One of the most influential movies ever made, Rashomon takes place in 12th-century Japan and tells the story of a bandit tried for rape and murder. Each telling of the story, however, is from a different person’s point of view and no version is completely compatible with the other.
Rashomon, starring Kurosawa regular Toshiro Mifune, explores a theme that never gets old and never fails to start conversations—what exactly is truth? Is there only one version? And how does human weakness alter one’s perception of the truth?
The new Criterion Collection edition of Rashomon not only features a new digital restoration of the film , but tons of first-rate extras inclusing an audio commentary by Japanese-film historian Donald Richie, and interview with director Robert Altman, an audio interview with actor Takashi Shimura, and excerpts from The World of Kazuo Miyagawa, a documentary on cinematographer Kazuo Miyagawa. Also included is the feature-length documentary A Testimony as an Image, featuring interviews with the cast and crew.
Weekend (1967)
If Rashomon is timeless, however, Jean–Luc Godard’s vitriolic Weekend is absolutely a product of its time.
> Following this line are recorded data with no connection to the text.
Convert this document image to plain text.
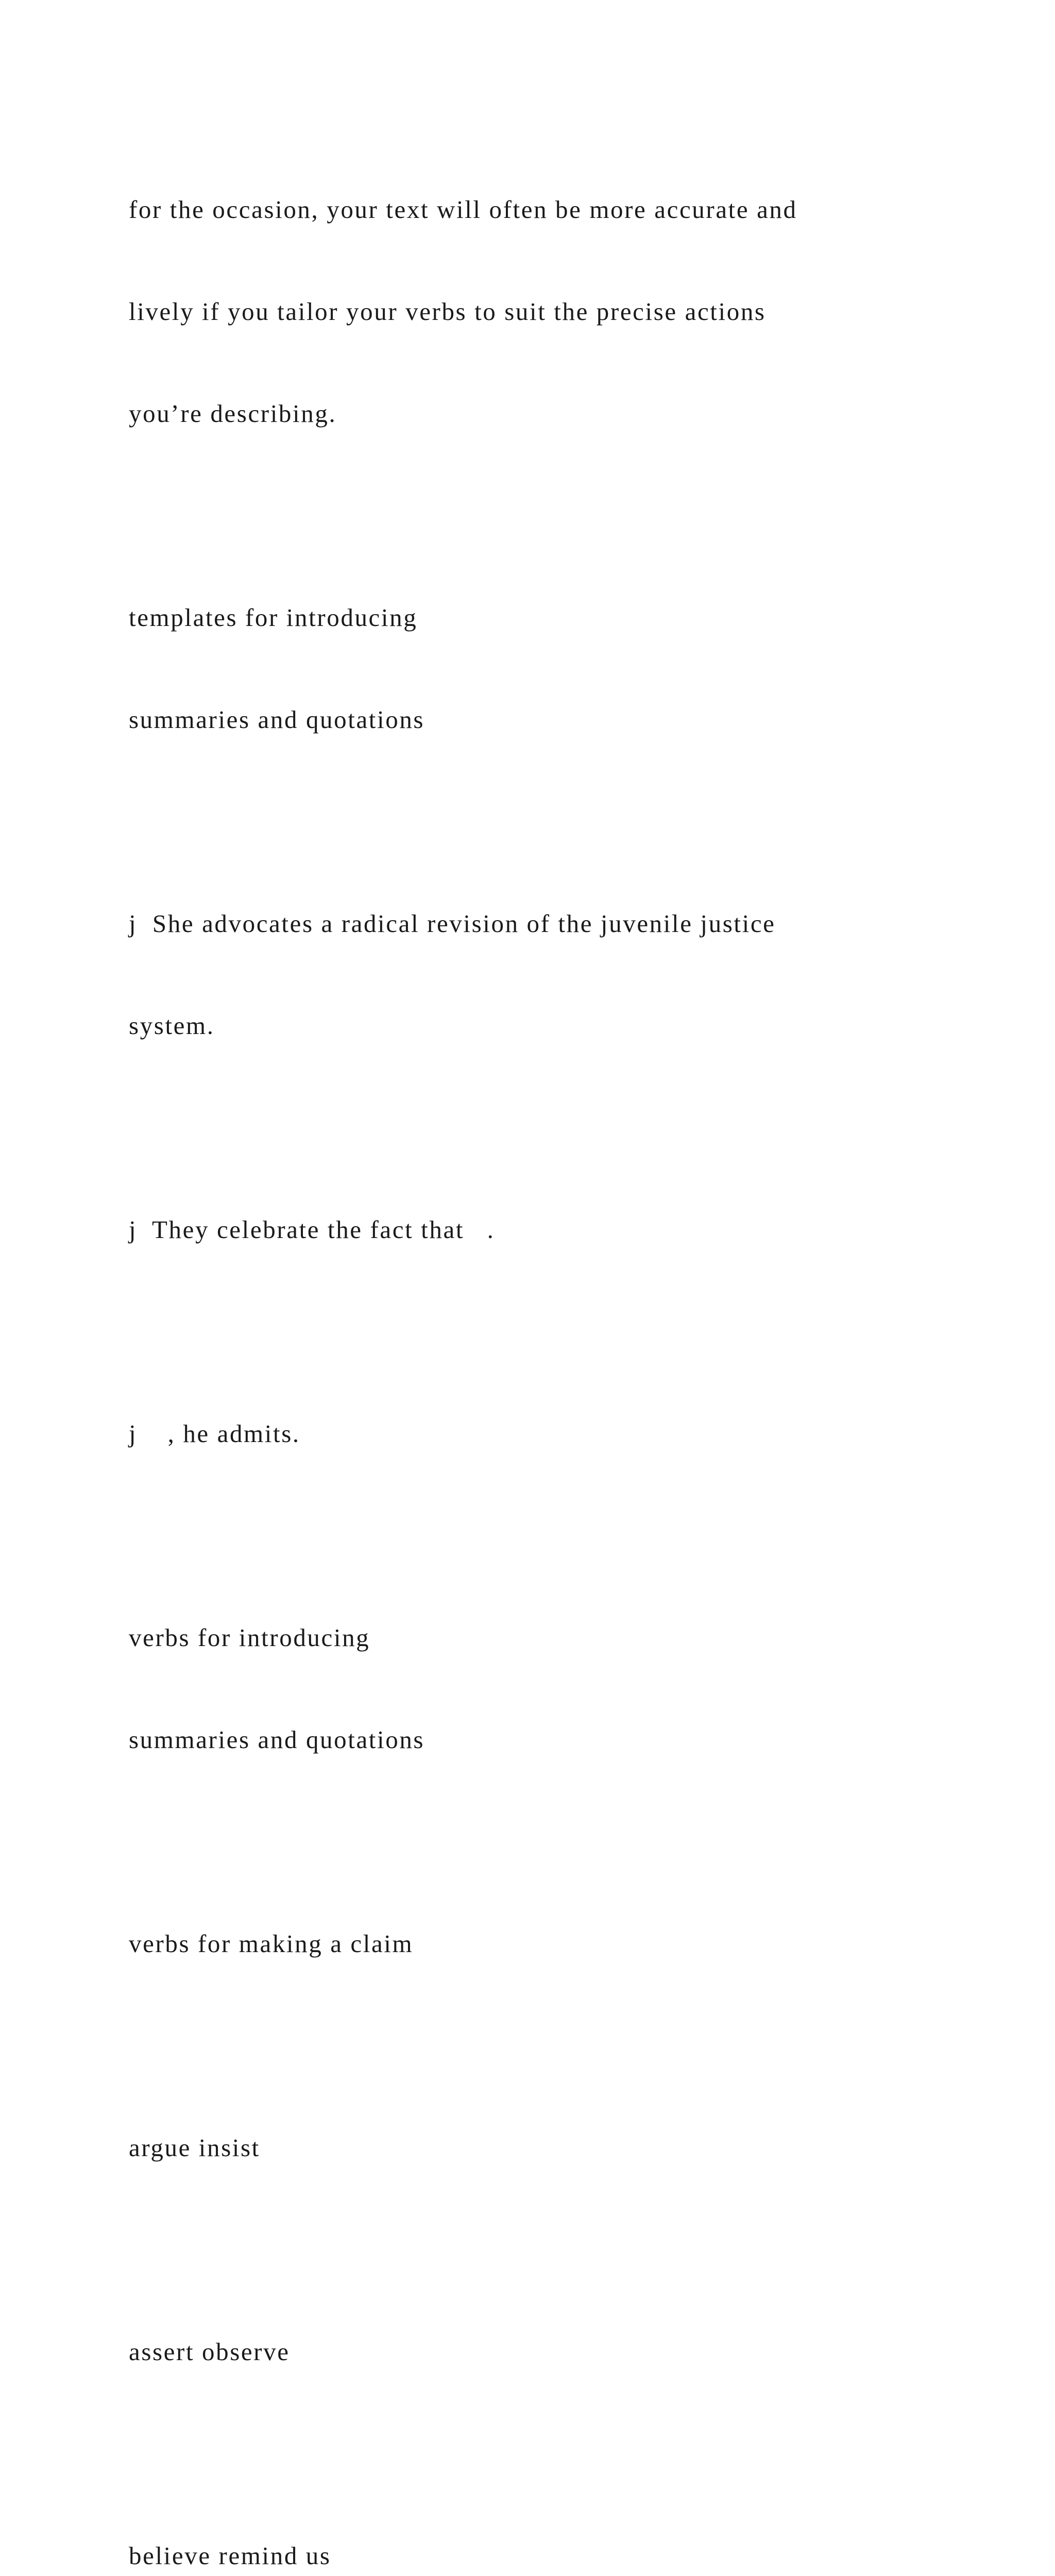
for the occasion, your text will often be more accurate and

lively if you tailor your verbs to suit the precise actions

you’re describing.

templates for introducing

summaries and quotations

j  She advocates a radical revision of the juvenile justice

system.

j  They celebrate the fact that   .

j    , he admits.

verbs for introducing

summaries and quotations

verbs for making a claim

argue insist

assert observe

believe remind us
Full of tons of dated literary and cultural references from 1967, Weekend is a dark and angry comedy that strings together a series of seemingly unrelated but symbolic events on a French highway.
Call it what you will, Weekend is a tough watch. And it’s meant to be. Music overlaps dialogue at inopportune times. Its characters are one-dimensional selfish jerks and speak to the audience randomly, addressing the fact that they’re in a ludicrous film.
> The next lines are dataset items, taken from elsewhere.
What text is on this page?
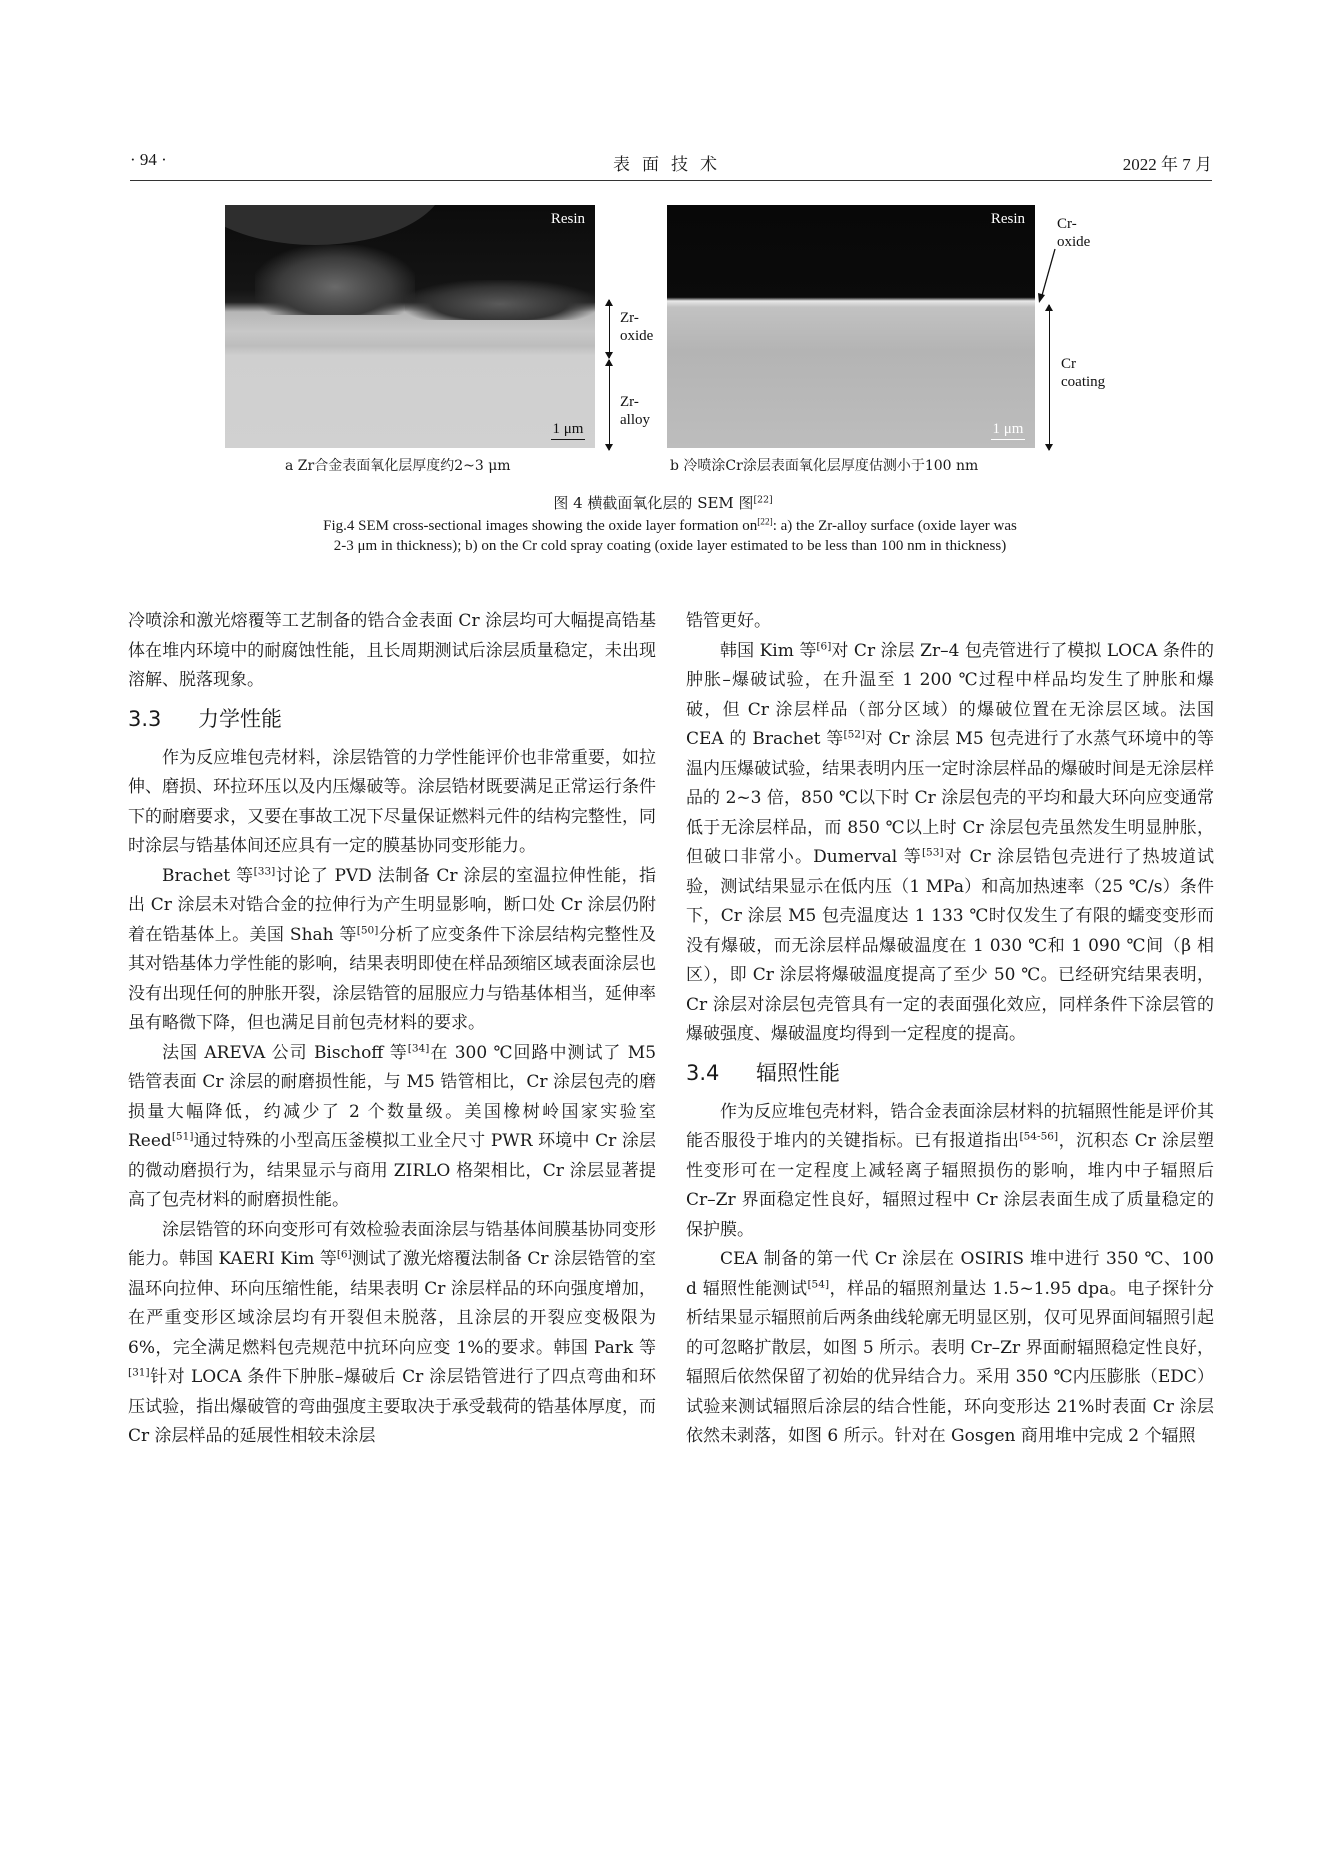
· 94 ·	表面技术	2022 年 7 月
Resin
1 μm
Zr-
oxide
Zr-
alloy
a Zr合金表面氧化层厚度约2~3 μm
Resin
1 μm
Cr-
oxide
Cr
coating
b 冷喷涂Cr涂层表面氧化层厚度估测小于100 nm
图 4 横截面氧化层的 SEM 图[22]
Fig.4 SEM cross-sectional images showing the oxide layer formation on[22]: a) the Zr-alloy surface (oxide layer was 2-3 μm in thickness); b) on the Cr cold spray coating (oxide layer estimated to be less than 100 nm in thickness)

冷喷涂和激光熔覆等工艺制备的锆合金表面 Cr 涂层均可大幅提高锆基体在堆内环境中的耐腐蚀性能，且长周期测试后涂层质量稳定，未出现溶解、脱落现象。

3.3 力学性能

作为反应堆包壳材料，涂层锆管的力学性能评价也非常重要，如拉伸、磨损、环拉环压以及内压爆破等。涂层锆材既要满足正常运行条件下的耐磨要求，又要在事故工况下尽量保证燃料元件的结构完整性，同时涂层与锆基体间还应具有一定的膜基协同变形能力。

Brachet 等[33]讨论了 PVD 法制备 Cr 涂层的室温拉伸性能，指出 Cr 涂层未对锆合金的拉伸行为产生明显影响，断口处 Cr 涂层仍附着在锆基体上。美国 Shah 等[50]分析了应变条件下涂层结构完整性及其对锆基体力学性能的影响，结果表明即使在样品颈缩区域表面涂层也没有出现任何的肿胀开裂，涂层锆管的屈服应力与锆基体相当，延伸率虽有略微下降，但也满足目前包壳材料的要求。

法国 AREVA 公司 Bischoff 等[34]在 300 ℃回路中测试了 M5 锆管表面 Cr 涂层的耐磨损性能，与 M5 锆管相比，Cr 涂层包壳的磨损量大幅降低，约减少了 2 个数量级。美国橡树岭国家实验室 Reed[51]通过特殊的小型高压釜模拟工业全尺寸 PWR 环境中 Cr 涂层的微动磨损行为，结果显示与商用 ZIRLO 格架相比，Cr 涂层显著提高了包壳材料的耐磨损性能。

涂层锆管的环向变形可有效检验表面涂层与锆基体间膜基协同变形能力。韩国 KAERI Kim 等[6]测试了激光熔覆法制备 Cr 涂层锆管的室温环向拉伸、环向压缩性能，结果表明 Cr 涂层样品的环向强度增加，在严重变形区域涂层均有开裂但未脱落，且涂层的开裂应变极限为 6%，完全满足燃料包壳规范中抗环向应变 1%的要求。韩国 Park 等[31]针对 LOCA 条件下肿胀–爆破后 Cr 涂层锆管进行了四点弯曲和环压试验，指出爆破管的弯曲强度主要取决于承受载荷的锆基体厚度，而 Cr 涂层样品的延展性相较未涂层

锆管更好。

韩国 Kim 等[6]对 Cr 涂层 Zr–4 包壳管进行了模拟 LOCA 条件的肿胀–爆破试验，在升温至 1 200 ℃过程中样品均发生了肿胀和爆破，但 Cr 涂层样品（部分区域）的爆破位置在无涂层区域。法国 CEA 的 Brachet 等[52]对 Cr 涂层 M5 包壳进行了水蒸气环境中的等温内压爆破试验，结果表明内压一定时涂层样品的爆破时间是无涂层样品的 2~3 倍，850 ℃以下时 Cr 涂层包壳的平均和最大环向应变通常低于无涂层样品，而 850 ℃以上时 Cr 涂层包壳虽然发生明显肿胀，但破口非常小。Dumerval 等[53]对 Cr 涂层锆包壳进行了热坡道试验，测试结果显示在低内压（1 MPa）和高加热速率（25 ℃/s）条件下，Cr 涂层 M5 包壳温度达 1 133 ℃时仅发生了有限的蠕变变形而没有爆破，而无涂层样品爆破温度在 1 030 ℃和 1 090 ℃间（β 相区），即 Cr 涂层将爆破温度提高了至少 50 ℃。已经研究结果表明，Cr 涂层对涂层包壳管具有一定的表面强化效应，同样条件下涂层管的爆破强度、爆破温度均得到一定程度的提高。

3.4 辐照性能

作为反应堆包壳材料，锆合金表面涂层材料的抗辐照性能是评价其能否服役于堆内的关键指标。已有报道指出[54-56]，沉积态 Cr 涂层塑性变形可在一定程度上减轻离子辐照损伤的影响，堆内中子辐照后 Cr–Zr 界面稳定性良好，辐照过程中 Cr 涂层表面生成了质量稳定的保护膜。

CEA 制备的第一代 Cr 涂层在 OSIRIS 堆中进行 350 ℃、100 d 辐照性能测试[54]，样品的辐照剂量达 1.5~1.95 dpa。电子探针分析结果显示辐照前后两条曲线轮廓无明显区别，仅可见界面间辐照引起的可忽略扩散层，如图 5 所示。表明 Cr–Zr 界面耐辐照稳定性良好，辐照后依然保留了初始的优异结合力。采用 350 ℃内压膨胀（EDC）试验来测试辐照后涂层的结合性能，环向变形达 21%时表面 Cr 涂层依然未剥落，如图 6 所示。针对在 Gosgen 商用堆中完成 2 个辐照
It’s all meant to be a vicious takedown of middle-class life in the late 60s, but much of it is incomprehensible today.
Still, if you want to see absolute anarchy portrayed on film, you’ll do no better than Weekend.
The Criterion Blu-ray features a new digital restoration and extras like archival interviews with actors Mireille Darc and Jean Yanne, cinematographer Raoul Coutard, and assistant director Claude Miller. Also included is an excerpt from a French television program on Jean-Luc Godard, featuring on-set footage. All of this is needed to put the film in the proper historical perspective.